At 18, her son was able to buy her a house and a Mercedes Benz. She used to take care of him. Now he was taking care of her.
“That’s why I do this,” Sands, 25, said. “I want to give her everything.”
Sands’ journey through baseball wasn’t going to be easy, but it never was going to be as difficult as the experiences he’d lived through by the time he showed up to Florida to join the Gulf Coast Yankees in June of 2015. Donny was playing third base at the time. At the end of that year, the Yankees’ minor league catching coordinator, Josh Paul, approached with him with an idea.
“How do you feel about catching?” Paul asked Sands. “You don’t have decide right now. Take some time and think about it.”
Ten seconds later, Sands had an answer.
“Yeah,” he said. “I’ll catch.”
That first season behind the plate, in 2016, wasn’t pretty. Sands had 14 passed balls through 20 games in the Gulf Coast League and the Appalachian League. The next season, in 2017, he had 25 passed balls through 93 games in single-A Charleston and high-A Tampa.
To work on his reaction time, he and the team’s catching coach, Hector Rabago, did a drill called “eyes closed blocking.” You shut your eyes and listen for a soft neon ball to come whizzing out of a pitching machine. Then you use your instincts to react.

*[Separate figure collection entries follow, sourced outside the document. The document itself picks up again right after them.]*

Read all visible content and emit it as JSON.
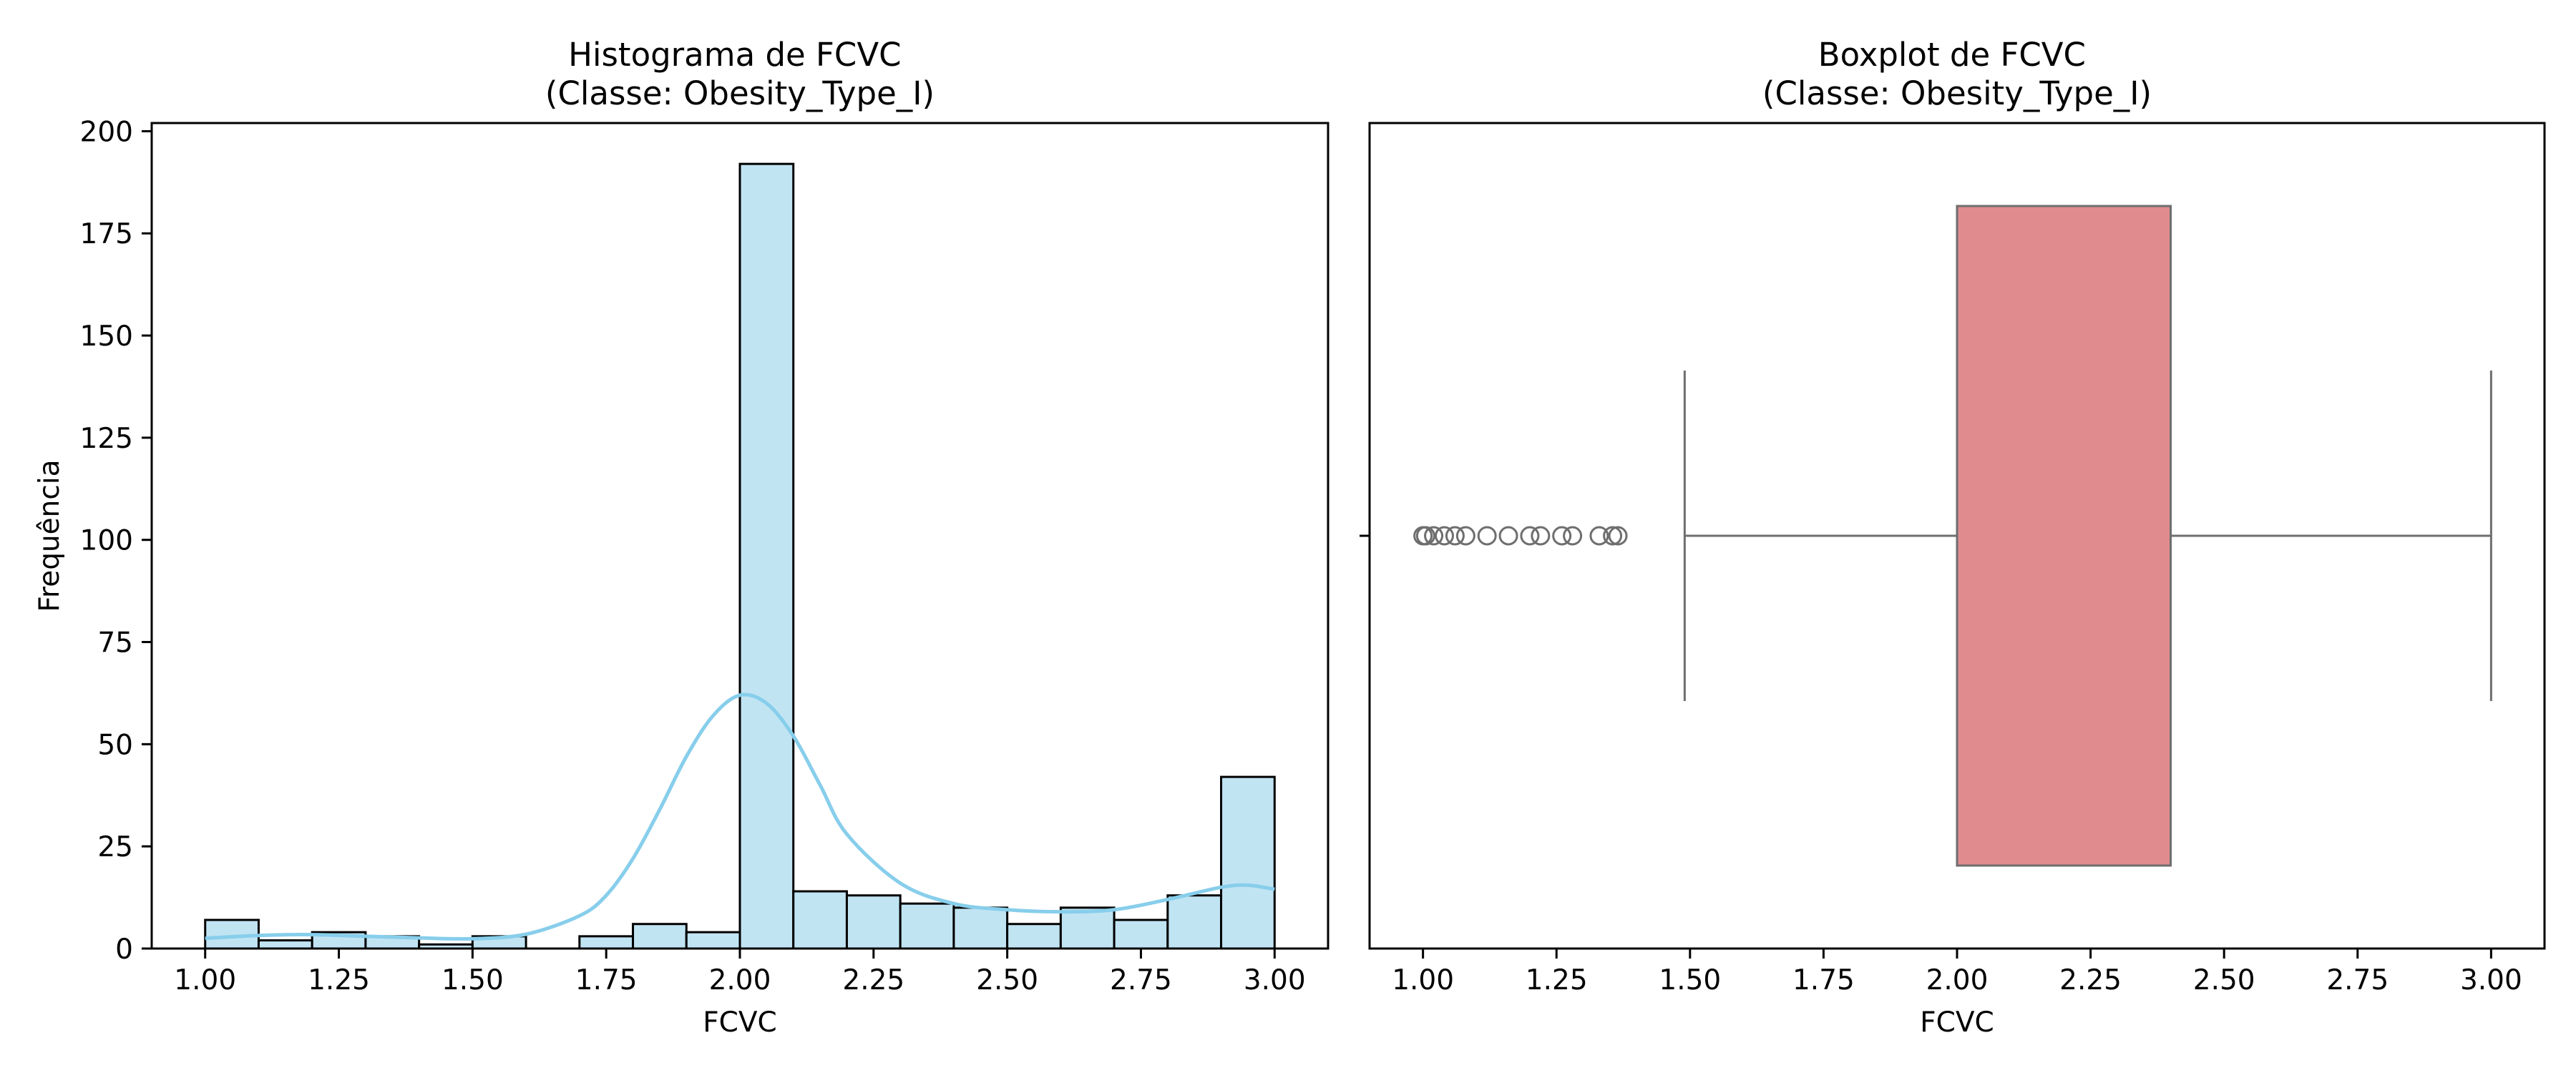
{
  "chart_data": [
    {
      "type": "histogram",
      "title": "Histograma de FCVC\n(Classe: Obesity_Type_I)",
      "xlabel": "FCVC",
      "ylabel": "Frequência",
      "xlim": [
        0.9,
        3.1
      ],
      "ylim": [
        0,
        202
      ],
      "xticks": [
        "1.00",
        "1.25",
        "1.50",
        "1.75",
        "2.00",
        "2.25",
        "2.50",
        "2.75",
        "3.00"
      ],
      "yticks": [
        "0",
        "25",
        "50",
        "75",
        "100",
        "125",
        "150",
        "175",
        "200"
      ],
      "bin_edges": [
        1.0,
        1.1,
        1.2,
        1.3,
        1.4,
        1.5,
        1.6,
        1.7,
        1.8,
        1.9,
        2.0,
        2.1,
        2.2,
        2.3,
        2.4,
        2.5,
        2.6,
        2.7,
        2.8,
        2.9,
        3.0
      ],
      "counts": [
        7,
        2,
        4,
        3,
        1,
        3,
        0,
        3,
        6,
        4,
        192,
        14,
        13,
        11,
        10,
        6,
        10,
        7,
        13,
        42
      ],
      "bar_color": "#c1e4f3",
      "edge_color": "#000000",
      "kde": {
        "color": "#87ceeb",
        "x": [
          1.0,
          1.1,
          1.2,
          1.3,
          1.4,
          1.5,
          1.6,
          1.7,
          1.75,
          1.8,
          1.85,
          1.9,
          1.95,
          2.0,
          2.05,
          2.1,
          2.15,
          2.2,
          2.3,
          2.4,
          2.5,
          2.6,
          2.7,
          2.8,
          2.9,
          2.95,
          3.0
        ],
        "y": [
          2.5,
          3.2,
          3.4,
          3.0,
          2.6,
          2.4,
          3.5,
          8.0,
          13,
          22,
          34,
          47,
          57,
          62,
          60,
          52,
          40,
          28,
          16,
          11,
          9.5,
          9.0,
          9.5,
          12,
          15,
          15.5,
          14.5
        ]
      }
    },
    {
      "type": "boxplot",
      "title": "Boxplot de FCVC\n(Classe: Obesity_Type_I)",
      "xlabel": "FCVC",
      "xlim": [
        0.9,
        3.1
      ],
      "xticks": [
        "1.00",
        "1.25",
        "1.50",
        "1.75",
        "2.00",
        "2.25",
        "2.50",
        "2.75",
        "3.00"
      ],
      "box_color": "#e08c8f",
      "edge_color": "#6e6e6e",
      "q1": 2.0,
      "median": 2.0,
      "q3": 2.4,
      "whisker_low": 1.49,
      "whisker_high": 3.0,
      "outliers": [
        1.0,
        1.005,
        1.02,
        1.04,
        1.06,
        1.08,
        1.12,
        1.16,
        1.2,
        1.22,
        1.26,
        1.28,
        1.33,
        1.355,
        1.365
      ]
    }
  ]
}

Sands did “eyes closed blocking” drills six times a week. He worked on throwing twice a week, and receiving seven times a week. And he did this all before games.

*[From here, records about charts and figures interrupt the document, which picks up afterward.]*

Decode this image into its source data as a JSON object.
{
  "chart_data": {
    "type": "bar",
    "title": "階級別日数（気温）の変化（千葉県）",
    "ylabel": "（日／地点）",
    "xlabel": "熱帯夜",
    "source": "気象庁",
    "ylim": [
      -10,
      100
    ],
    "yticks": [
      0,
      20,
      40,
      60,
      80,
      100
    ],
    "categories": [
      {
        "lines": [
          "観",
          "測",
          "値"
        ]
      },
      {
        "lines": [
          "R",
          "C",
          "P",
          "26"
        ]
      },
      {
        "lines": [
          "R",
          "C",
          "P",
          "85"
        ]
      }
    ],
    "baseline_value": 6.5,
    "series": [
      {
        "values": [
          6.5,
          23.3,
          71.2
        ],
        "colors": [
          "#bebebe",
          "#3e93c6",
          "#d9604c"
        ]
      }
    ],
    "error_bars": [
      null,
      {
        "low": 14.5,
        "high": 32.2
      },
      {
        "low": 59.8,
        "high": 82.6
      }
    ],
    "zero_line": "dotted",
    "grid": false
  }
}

Not everyone is built for that type of workload, but Rabago, who is now the bullpen catcher for the Phillies, was certain Sands could handle it. Sands was certain he could handle it, too.
“It’s always the chip on my shoulder,” Sands said. “When people struggle in baseball, it’s just baseball. That’s life. You go 0 for 4 and it’s baseball. It’s a game. I’m not sleeping in my car. If I got through that, I can get through this. I lost my dad. You can go through a lot of other stuff that’s worse than going 0 for 4.”

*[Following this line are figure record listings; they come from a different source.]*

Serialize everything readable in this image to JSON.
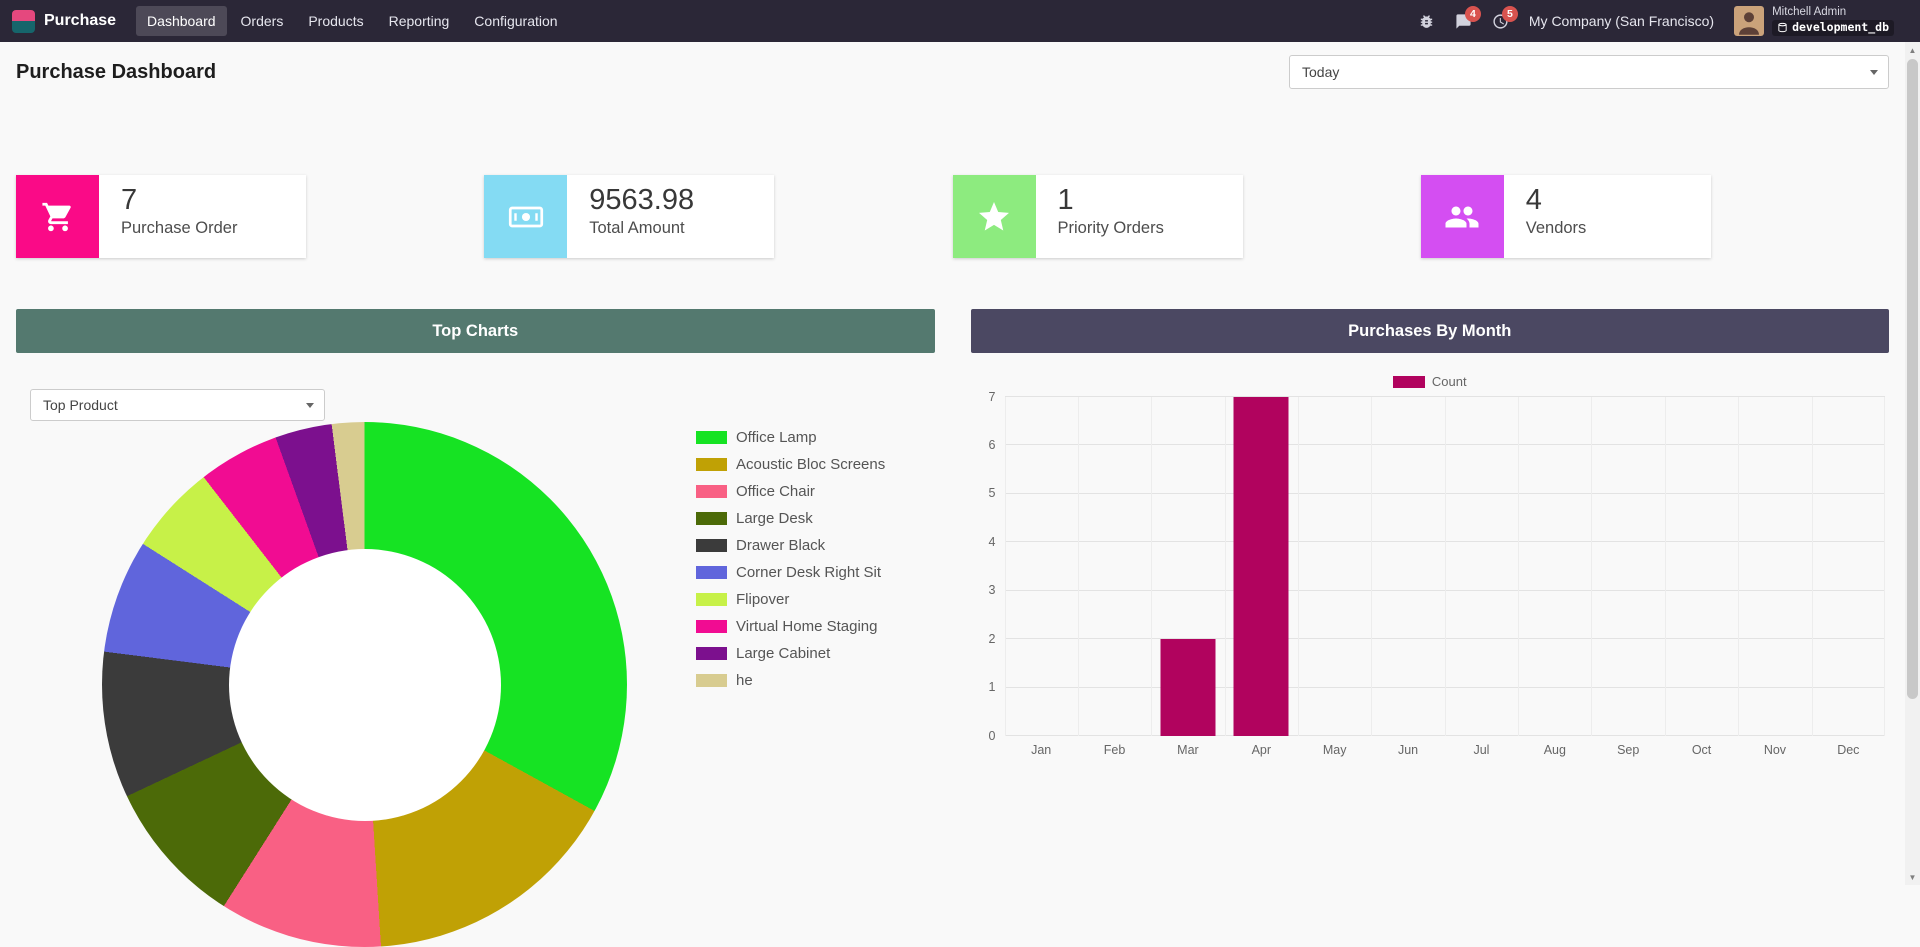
{
  "colors": {
    "navbar": "#2b2737",
    "badge": "#d9534f",
    "panel_teal": "#54796f",
    "panel_slate": "#4b4862",
    "bar": "#b1035e",
    "app_icon_top": "#e5487e",
    "app_icon_bottom": "#16656b"
  },
  "nav": {
    "brand": "Purchase",
    "menu": [
      {
        "label": "Dashboard",
        "active": true
      },
      {
        "label": "Orders",
        "active": false
      },
      {
        "label": "Products",
        "active": false
      },
      {
        "label": "Reporting",
        "active": false
      },
      {
        "label": "Configuration",
        "active": false
      }
    ],
    "systray": {
      "messages_badge": "4",
      "activities_badge": "5",
      "company": "My Company (San Francisco)",
      "user_name": "Mitchell Admin",
      "database": "development_db"
    }
  },
  "header": {
    "title": "Purchase Dashboard",
    "filter_value": "Today"
  },
  "kpis": [
    {
      "value": "7",
      "label": "Purchase Order",
      "icon": "cart-icon",
      "color": "#fa0a87"
    },
    {
      "value": "9563.98",
      "label": "Total Amount",
      "icon": "money-icon",
      "color": "#84dbf3"
    },
    {
      "value": "1",
      "label": "Priority Orders",
      "icon": "star-icon",
      "color": "#8deb7f"
    },
    {
      "value": "4",
      "label": "Vendors",
      "icon": "users-icon",
      "color": "#d44ef2"
    }
  ],
  "panels": {
    "top_charts": {
      "title": "Top Charts",
      "selector_value": "Top Product"
    },
    "purchases_by_month": {
      "title": "Purchases By Month",
      "legend": "Count"
    }
  },
  "chart_data": [
    {
      "type": "pie",
      "title": "Top Charts",
      "donut": true,
      "legend_position": "right",
      "labels": [
        "Office Lamp",
        "Acoustic Bloc Screens",
        "Office Chair",
        "Large Desk",
        "Drawer Black",
        "Corner Desk Right Sit",
        "Flipover",
        "Virtual Home Staging",
        "Large Cabinet",
        "he"
      ],
      "values": [
        33,
        16,
        10,
        9,
        9,
        7,
        5.5,
        5,
        3.5,
        2
      ],
      "colors": [
        "#16e323",
        "#c0a105",
        "#f96084",
        "#4c6a08",
        "#3b3b3b",
        "#6065dc",
        "#c7f148",
        "#f10c92",
        "#7c108e",
        "#d8cc90"
      ]
    },
    {
      "type": "bar",
      "title": "Purchases By Month",
      "categories": [
        "Jan",
        "Feb",
        "Mar",
        "Apr",
        "May",
        "Jun",
        "Jul",
        "Aug",
        "Sep",
        "Oct",
        "Nov",
        "Dec"
      ],
      "series": [
        {
          "name": "Count",
          "values": [
            0,
            0,
            2,
            7,
            0,
            0,
            0,
            0,
            0,
            0,
            0,
            0
          ],
          "color": "#b1035e"
        }
      ],
      "ylim": [
        0,
        7
      ],
      "yticks": [
        0,
        1,
        2,
        3,
        4,
        5,
        6,
        7
      ],
      "grid": true,
      "legend_position": "top"
    }
  ],
  "scrollbar": {
    "up_glyph": "▲",
    "down_glyph": "▼"
  }
}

The drills began to pay off. By 2018, Sands had cut his passed balls down to eight, between 26 games through his rookie league and high-A seasons. He earned a spot in the Arizona Fall League in 2019. With the 2020 minor league season canceled due to the pandemic, Sands had time to continue to work on his defense, while cleaning up his bat path to make it more stable. When he returned to the field in 2021, it was clear that he’d elevated his game to new heights.
Sands started that season in double-A Somerset, but 39 games later was called up to triple-A Scranton/Wilkes Barre, where he hit .272/.339/.476 with eight home runs through 42 games – and one passed ball. A few months later, the Yankees traded him to the Phillies with right-handed pitcher Nick Nelson for infielder TJ Rumfield and left-handed pitcher Joel Valdez.
“Donny has been one of the top elite receivers in the game,” Rabago said. “He brings some stuff on both sides of the diamond, but I’d say his receiving was top 10 in the minor leagues in the past few years. And I think he’s going to do the same thing in the big leagues.”
Rabago and Sands talk about the big leagues as an inevitability. Sands’ right arm is covered in tattoos – his father’s initials and the day he passed away, his mother’s name, his favorite bible verse – but on his bicep, there are three blank stars. He says that when he makes the MLB All-Star Game, he’ll fill in the years.
And who’s to say it won’t happen? Sands plays with nothing to lose. He already knows what it’s like to lose a father, what it’s like to lose a home. Now he finds himself in the midst of a competition for the Phillies’ backup catcher spot, behind J.T. Realmuto, and he’s enjoying it, because this is a game, and it should be enjoyable.
Alma is enjoying it too. She doesn’t miss an inning, and hopes to see many more, perhaps when the Phillies are in Arizona. She and Donny could drive over to the ballpark in her Mercedes Benz, but in her heart, she’d know that it was the Toyota Camry that got them there.